Aston Martin's chief executive Andy Palmer told Reuters it had hired a supply chain chief and was considering flying in components to deal with the effects of Britain crashing out of the EU without a deal on 29 March.
Aston has hired John Griffiths, who has worked for Nissan and aerospace firm Rolls-Royce in senior roles, as interim vice president for supply chain, a role Palmer said “there was a nagging need [for] which has been confirmed with Brexit”.
Palmer told Reuters that the company began considering the option to fly in components in October as well as bringing components in through ports other than Dover.
“I don’t think we’ve been in a position in the last two years where we’ve been further apart from understanding where we’re going to end up,” Palmer told Reuters.
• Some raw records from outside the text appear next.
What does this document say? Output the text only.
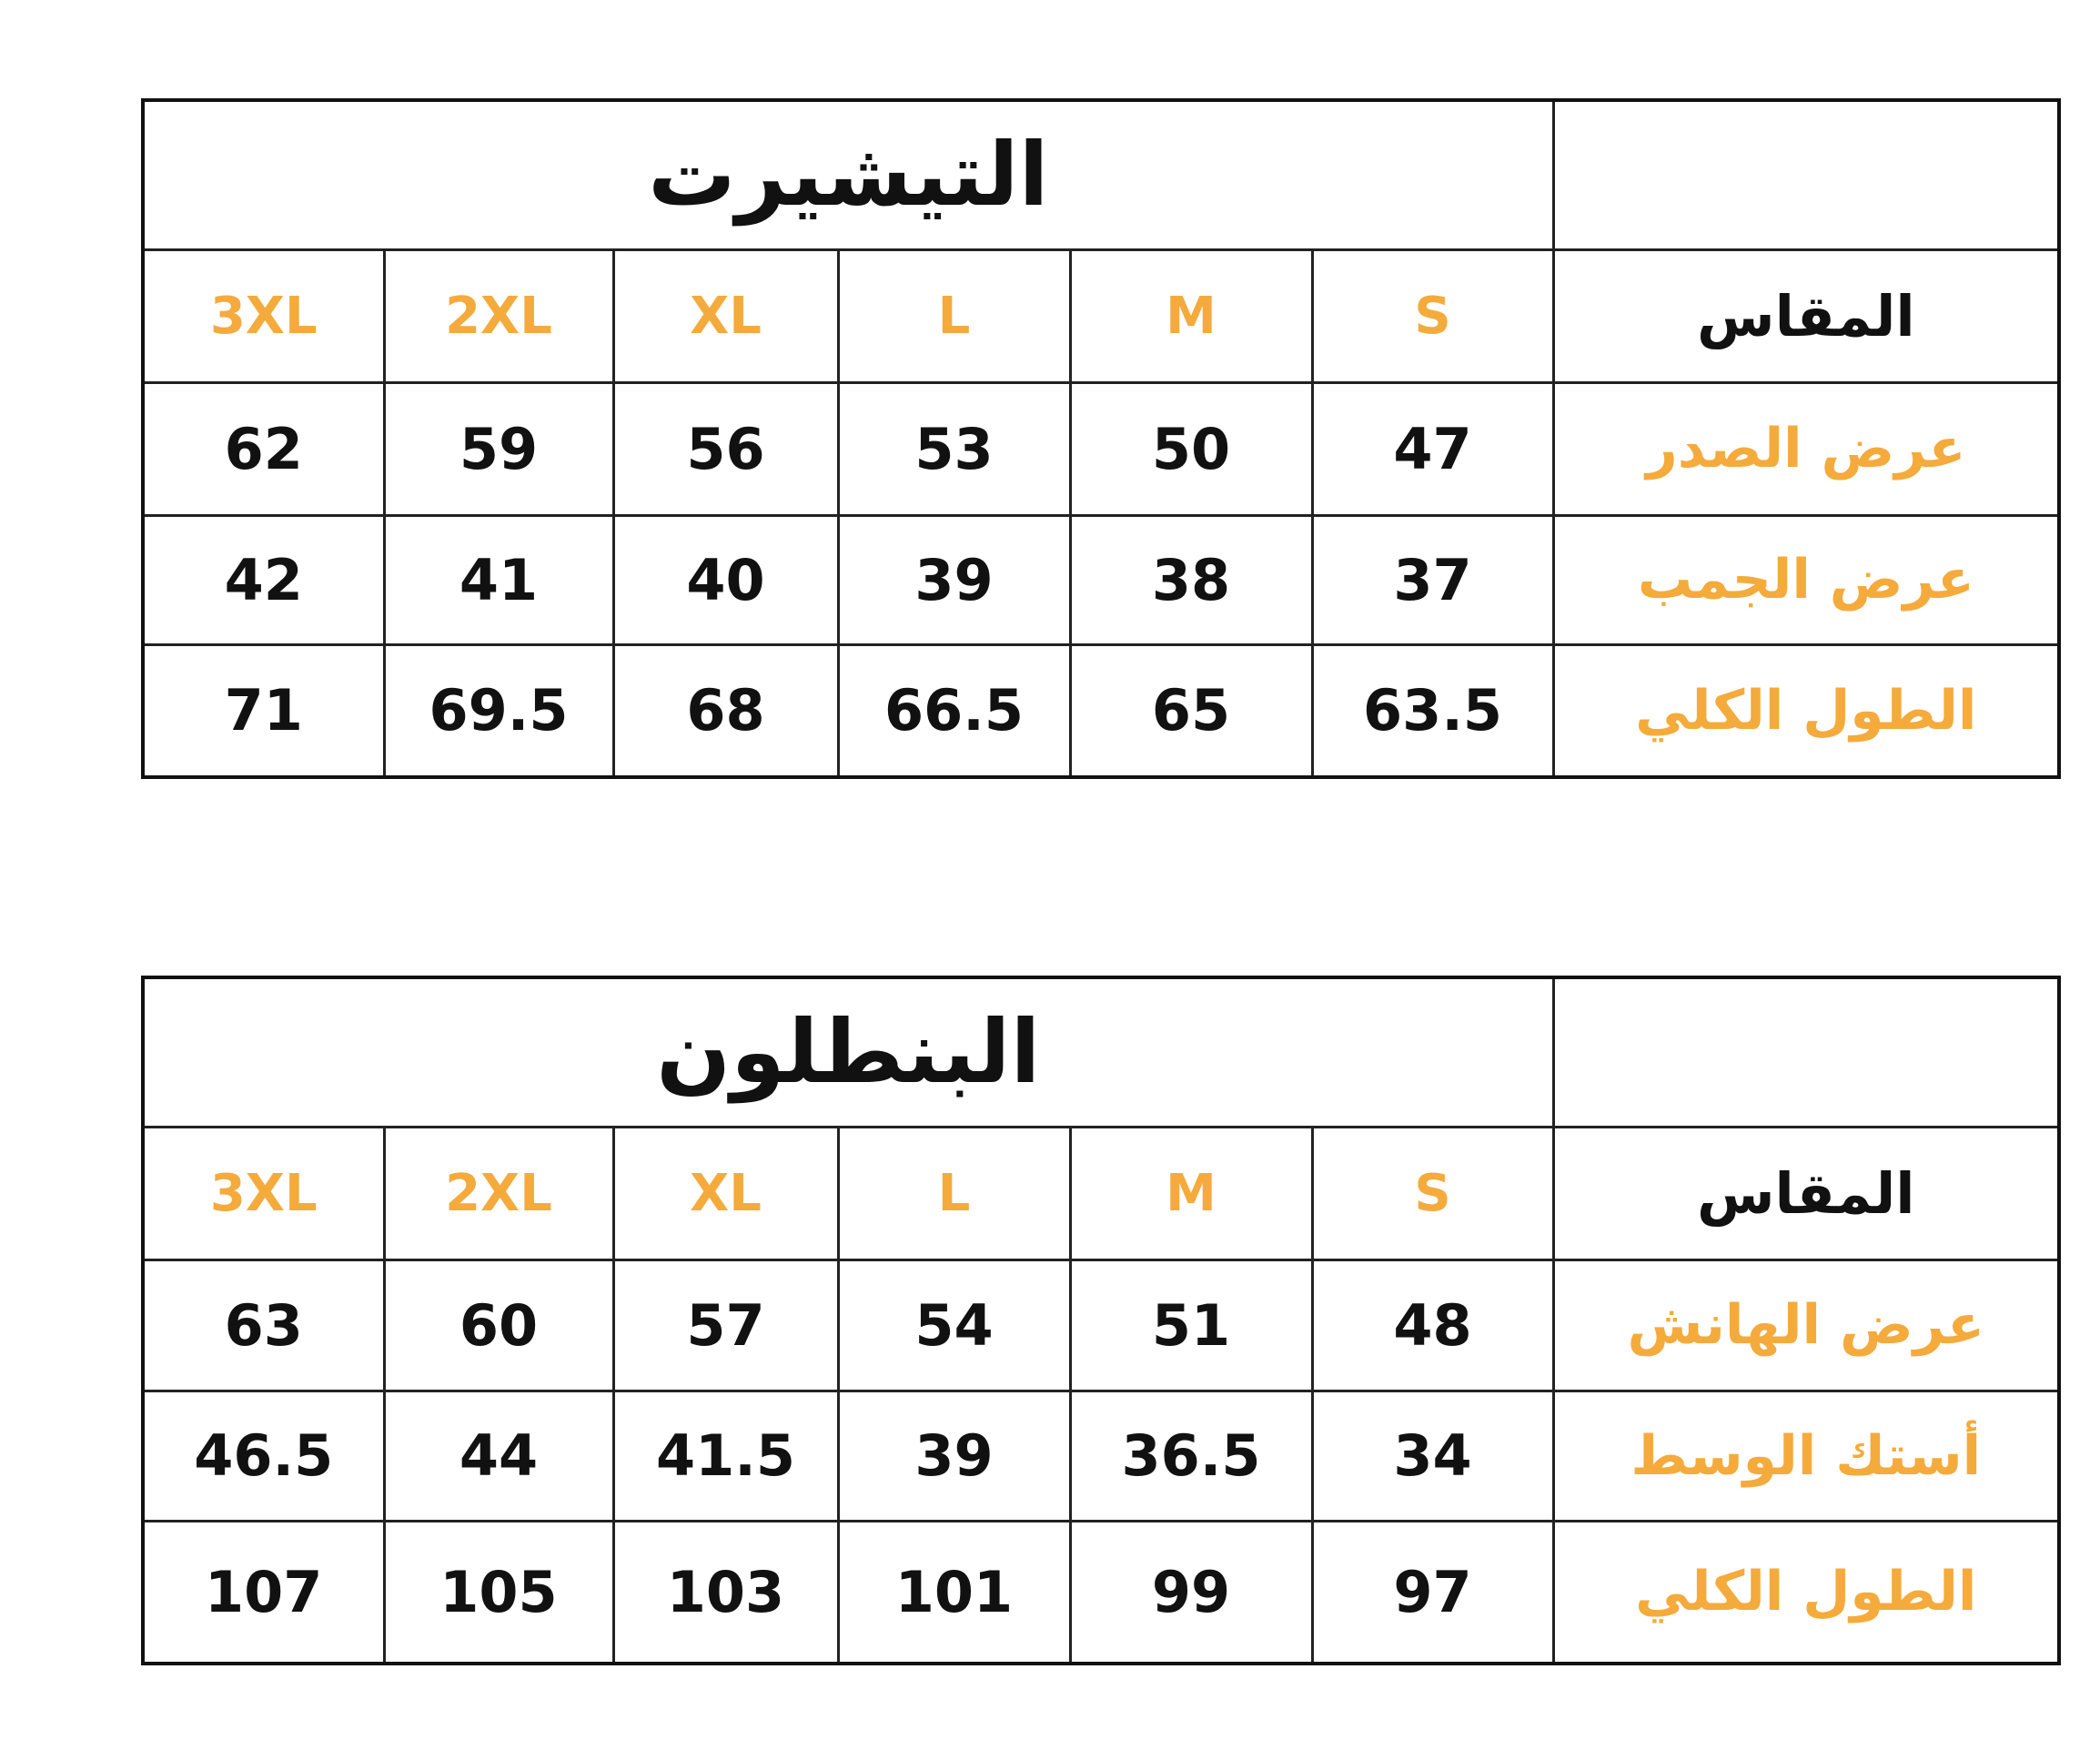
التيشيرت						
3XL	2XL	XL	L	M	S	المقاس
62	59	56	53	50	47	عرض الصدر
42	41	40	39	38	37	عرض الجمب
71	69.5	68	66.5	65	63.5	الطول الكلي
البنطلون						
3XL	2XL	XL	L	M	S	المقاس
63	60	57	54	51	48	عرض الهانش
46.5	44	41.5	39	36.5	34	أستك الوسط
107	105	103	101	99	97	الطول الكلي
“We programme a car to align and order all the parts for those cars twelve weeks in advance. You don’t need to do the maths to know that therefore takes us across the Brexit period. We have to prepare for the worst case scenario.”
MPs are due to vote on May's deal the week commencing 14 January, after she ceremoniously pulled the original vote in December. After the vote was pulled the government starting ramping up its preparations for a no-deal Brexit, including setting aside £2bn for various Whitehall departments.
Today UK car sales fell for the second year running, as the sector continues to battle Brexit uncertainties.
Dealerships sold 2.37m new cars in 2018, 6.8 per cent fewer than it managed in 2017, and 12 per cent below 2016’s peak of 2.69m, The Society of Motor Manufacturers and Traders (SMMT) said.
Last year SMMT chief executive Mike Hawes urged MPs to get behind May's deal.
“Leaving without a deal would be catastrophic – plants will close; jobs will be lost. Leaving is not what we wanted, but we recognise that the withdrawal agreement has been hard-fought and, crucially, delivers a transition period which steps us back from the cliff-edge," he said at the time. "We need a deal now, and we need an ambitious deal for the future that guarantees frictionless trade with our most important market – nothing else will do, and we urge all parties to remember what’s at stake.”